If you're wondering exactly how many iPhones Apple has sold since Steve Jobs unveiled the first iPhone model in June 29, 2007, I have a very good approximation thanks to Tim Cook, who said during the March 9, 2015 Apple Watch conference that Apple had sold a total of 700 million iPhones to date.

In order to get as best of an approximation as possible, I needed the exact number of iPhones sold by Apple during the second and third quarter of 2015, the months after Tim Cook's estimation of the total number of iPhones ever sold.

As it happens, Apple has been courteous enough to publish the exact number of iPhone units sold per quarter in the quarterly financial results reports on available on the Apple Press Info website.

According to the data available in the financial reports for the second and third quarters of 2015, Apple sold 61.17 million iPhones during the Q2 2015 and 47.53 million units during Q3 2015.

This amounts to 108.7 million iPhones sold worldwide during the two quarters, and if we take into account the previous sales trends reported by Statista, Apple should report almost identical results for the fourth quarter of 2015 to the ones for the third.
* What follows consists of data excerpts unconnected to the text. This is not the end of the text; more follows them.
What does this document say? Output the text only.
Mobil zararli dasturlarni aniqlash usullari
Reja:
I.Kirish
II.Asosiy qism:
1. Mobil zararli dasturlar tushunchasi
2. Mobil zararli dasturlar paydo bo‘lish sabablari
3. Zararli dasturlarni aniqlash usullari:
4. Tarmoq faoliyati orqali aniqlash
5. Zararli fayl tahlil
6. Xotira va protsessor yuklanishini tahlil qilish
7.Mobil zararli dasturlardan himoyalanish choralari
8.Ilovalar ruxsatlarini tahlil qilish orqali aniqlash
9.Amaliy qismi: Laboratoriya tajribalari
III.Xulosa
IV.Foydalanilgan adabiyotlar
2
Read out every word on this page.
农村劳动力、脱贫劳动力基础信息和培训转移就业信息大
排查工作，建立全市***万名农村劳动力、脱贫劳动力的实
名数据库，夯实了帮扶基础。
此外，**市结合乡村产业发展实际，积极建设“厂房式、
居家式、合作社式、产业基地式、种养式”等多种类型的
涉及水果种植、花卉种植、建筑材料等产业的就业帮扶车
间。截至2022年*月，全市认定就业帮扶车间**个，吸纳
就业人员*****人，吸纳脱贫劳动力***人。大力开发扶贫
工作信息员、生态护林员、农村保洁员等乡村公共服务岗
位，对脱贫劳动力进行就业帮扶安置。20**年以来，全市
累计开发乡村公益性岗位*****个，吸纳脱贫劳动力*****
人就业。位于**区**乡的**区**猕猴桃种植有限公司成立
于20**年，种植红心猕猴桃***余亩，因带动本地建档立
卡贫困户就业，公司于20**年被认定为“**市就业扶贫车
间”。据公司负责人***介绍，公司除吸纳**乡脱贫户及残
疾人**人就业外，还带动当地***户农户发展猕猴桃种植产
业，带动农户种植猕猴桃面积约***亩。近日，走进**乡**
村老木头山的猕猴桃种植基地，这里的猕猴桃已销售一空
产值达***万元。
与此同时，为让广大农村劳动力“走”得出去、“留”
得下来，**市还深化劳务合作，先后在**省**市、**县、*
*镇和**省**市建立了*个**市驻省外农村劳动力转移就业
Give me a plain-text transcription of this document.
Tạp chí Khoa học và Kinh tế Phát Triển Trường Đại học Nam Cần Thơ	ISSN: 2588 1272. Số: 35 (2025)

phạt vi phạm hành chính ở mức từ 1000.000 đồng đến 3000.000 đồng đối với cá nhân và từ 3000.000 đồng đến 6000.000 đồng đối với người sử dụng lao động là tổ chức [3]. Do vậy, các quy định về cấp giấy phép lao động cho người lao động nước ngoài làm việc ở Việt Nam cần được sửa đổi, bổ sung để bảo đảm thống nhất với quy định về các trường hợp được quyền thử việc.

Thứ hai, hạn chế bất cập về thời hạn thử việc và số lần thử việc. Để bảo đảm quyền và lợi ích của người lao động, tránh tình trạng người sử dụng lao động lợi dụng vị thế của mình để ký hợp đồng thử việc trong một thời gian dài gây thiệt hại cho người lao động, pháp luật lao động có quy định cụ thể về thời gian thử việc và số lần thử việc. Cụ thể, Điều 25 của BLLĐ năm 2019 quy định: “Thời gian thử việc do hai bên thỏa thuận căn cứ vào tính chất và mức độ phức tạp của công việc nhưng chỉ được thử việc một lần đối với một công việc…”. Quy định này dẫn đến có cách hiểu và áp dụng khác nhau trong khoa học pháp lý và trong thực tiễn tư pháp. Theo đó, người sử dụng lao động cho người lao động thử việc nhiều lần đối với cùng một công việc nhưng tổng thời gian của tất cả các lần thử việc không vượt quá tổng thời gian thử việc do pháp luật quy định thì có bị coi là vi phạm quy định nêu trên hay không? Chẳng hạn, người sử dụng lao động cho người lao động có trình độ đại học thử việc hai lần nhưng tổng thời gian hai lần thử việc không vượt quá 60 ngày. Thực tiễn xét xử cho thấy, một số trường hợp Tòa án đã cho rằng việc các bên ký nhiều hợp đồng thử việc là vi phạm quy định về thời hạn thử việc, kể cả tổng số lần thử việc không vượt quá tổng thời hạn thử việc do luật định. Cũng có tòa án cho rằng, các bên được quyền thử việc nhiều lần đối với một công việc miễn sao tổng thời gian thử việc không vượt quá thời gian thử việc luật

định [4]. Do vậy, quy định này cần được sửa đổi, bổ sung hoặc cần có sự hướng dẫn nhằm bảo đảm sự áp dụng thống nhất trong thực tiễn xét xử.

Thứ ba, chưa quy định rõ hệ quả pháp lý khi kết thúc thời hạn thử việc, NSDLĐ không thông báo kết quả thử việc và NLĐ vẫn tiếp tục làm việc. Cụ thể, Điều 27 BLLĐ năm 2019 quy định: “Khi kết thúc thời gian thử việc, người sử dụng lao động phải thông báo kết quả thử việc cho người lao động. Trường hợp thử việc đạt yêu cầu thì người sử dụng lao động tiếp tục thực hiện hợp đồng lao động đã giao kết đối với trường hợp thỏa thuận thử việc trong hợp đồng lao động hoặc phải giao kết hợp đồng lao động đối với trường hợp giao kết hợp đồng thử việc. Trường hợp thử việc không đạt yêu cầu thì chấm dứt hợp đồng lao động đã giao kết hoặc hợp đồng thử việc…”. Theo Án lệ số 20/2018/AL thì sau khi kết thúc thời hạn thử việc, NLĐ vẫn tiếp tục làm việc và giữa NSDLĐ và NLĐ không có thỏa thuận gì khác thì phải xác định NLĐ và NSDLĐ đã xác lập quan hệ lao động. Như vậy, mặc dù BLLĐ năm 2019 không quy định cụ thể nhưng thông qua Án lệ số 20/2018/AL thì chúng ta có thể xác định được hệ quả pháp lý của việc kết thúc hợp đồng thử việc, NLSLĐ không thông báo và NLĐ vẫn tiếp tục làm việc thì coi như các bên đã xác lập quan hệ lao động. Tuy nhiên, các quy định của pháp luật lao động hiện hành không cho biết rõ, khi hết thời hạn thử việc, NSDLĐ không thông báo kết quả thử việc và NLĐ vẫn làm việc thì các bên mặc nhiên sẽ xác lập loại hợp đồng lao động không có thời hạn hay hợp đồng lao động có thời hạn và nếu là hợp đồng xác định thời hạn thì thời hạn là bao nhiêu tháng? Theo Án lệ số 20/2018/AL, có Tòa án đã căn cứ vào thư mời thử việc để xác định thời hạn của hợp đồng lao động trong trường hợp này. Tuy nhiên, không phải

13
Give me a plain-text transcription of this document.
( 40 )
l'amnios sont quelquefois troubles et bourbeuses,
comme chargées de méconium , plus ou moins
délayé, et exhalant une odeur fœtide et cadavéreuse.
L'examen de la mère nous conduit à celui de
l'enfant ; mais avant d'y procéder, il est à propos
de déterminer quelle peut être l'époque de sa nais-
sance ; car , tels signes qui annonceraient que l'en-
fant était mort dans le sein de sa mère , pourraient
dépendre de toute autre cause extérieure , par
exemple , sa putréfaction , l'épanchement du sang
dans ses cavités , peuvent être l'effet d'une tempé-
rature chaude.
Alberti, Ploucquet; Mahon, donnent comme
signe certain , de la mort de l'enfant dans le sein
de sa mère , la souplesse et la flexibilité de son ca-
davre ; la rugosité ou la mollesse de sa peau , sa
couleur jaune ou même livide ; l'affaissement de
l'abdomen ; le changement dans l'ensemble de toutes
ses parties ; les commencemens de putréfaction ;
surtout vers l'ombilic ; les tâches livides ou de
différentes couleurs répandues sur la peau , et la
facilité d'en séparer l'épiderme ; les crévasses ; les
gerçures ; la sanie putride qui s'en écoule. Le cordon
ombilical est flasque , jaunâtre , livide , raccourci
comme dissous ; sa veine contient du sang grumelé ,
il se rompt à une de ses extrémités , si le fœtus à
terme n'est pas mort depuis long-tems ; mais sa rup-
This would mean that, in Q4 2015, they should sell between 2 and 4 million more iPhones, which allows me to approximate the total number of iPhone units sold in Q4 to 49 million.

Apple should sell 857.7 million iPhones until 2015 ends

Taking all of the above into account, Apple will have sold 857.7 million iPhones until the end of 2015.

Although this does not seem that close to the 1 billionth iPhones I mentioned in the title, hang on with me for just a little longer because it is not that hard to make an educated guess of the date Apple will sell it on (and it is definitely not that far in the future as you would think).

After taking into consideration that each year the number of iPhones sold has increased and crunching the numbers, I came up with the following increase rates between 2012 and 2016:  

iPhone sales between 2012 and 2016
Year Millions of iPhones sold Percentage of sales increase
2012 125.04 -
2013 150.26 16.79%
2014 169.22 11.21%
2015 232.17 27.12%
2016 284.53 18.37% (estimated)
I knew that I would have been overly optimistic to take the increase in iPhone sales between 2014 and 2015 as a given, since customers have gotten used to the new 4.7-inch and 5.5-inch models, and the demand might not reach the same level it did after the iPhone 6 and iPhone 6 Plus launch.

Therefore, after calculating that the arithmetic mean of sales growth per year since 2012 is 18.37%, I used it as the possible increase in iPhone sales between Q4 2015 and Q4 2016.

Adding it all up using Spotlight (I know, OS X is smart like that), I came up with 284.53 million iPhones to be sold by Apple during 2016.

The one billionth iPhone should be unboxed in June or July 2016

If we spread all these iPhones per quarter, somewhere between 2016's quarters, we see that around the middle of the year (in June or July), Apple will send their one billionth iPhone to their one billionth iPhone customer.

To finish it all up, if you are still curious, Apple should sell a total of 1.142.230.000 iPhone units until the end of 2016 since the first iPhone was launched.

To put things into perspective, as I previously reported, Apple said that they experienced record iPhone 6s and iPhone 6s Plus sales during the first weekend after the launch, amounting to 13 million units.

If you consider everything I wrote about and think about the numbers, it is quite easy to see why they are a maximum of 2% of all iPhones present in the wild, as I wrote in an article published yesterday about the slower adoption rates of the 6s and 6s Plus when compared to last year's iPhone 6 and 6 Plus.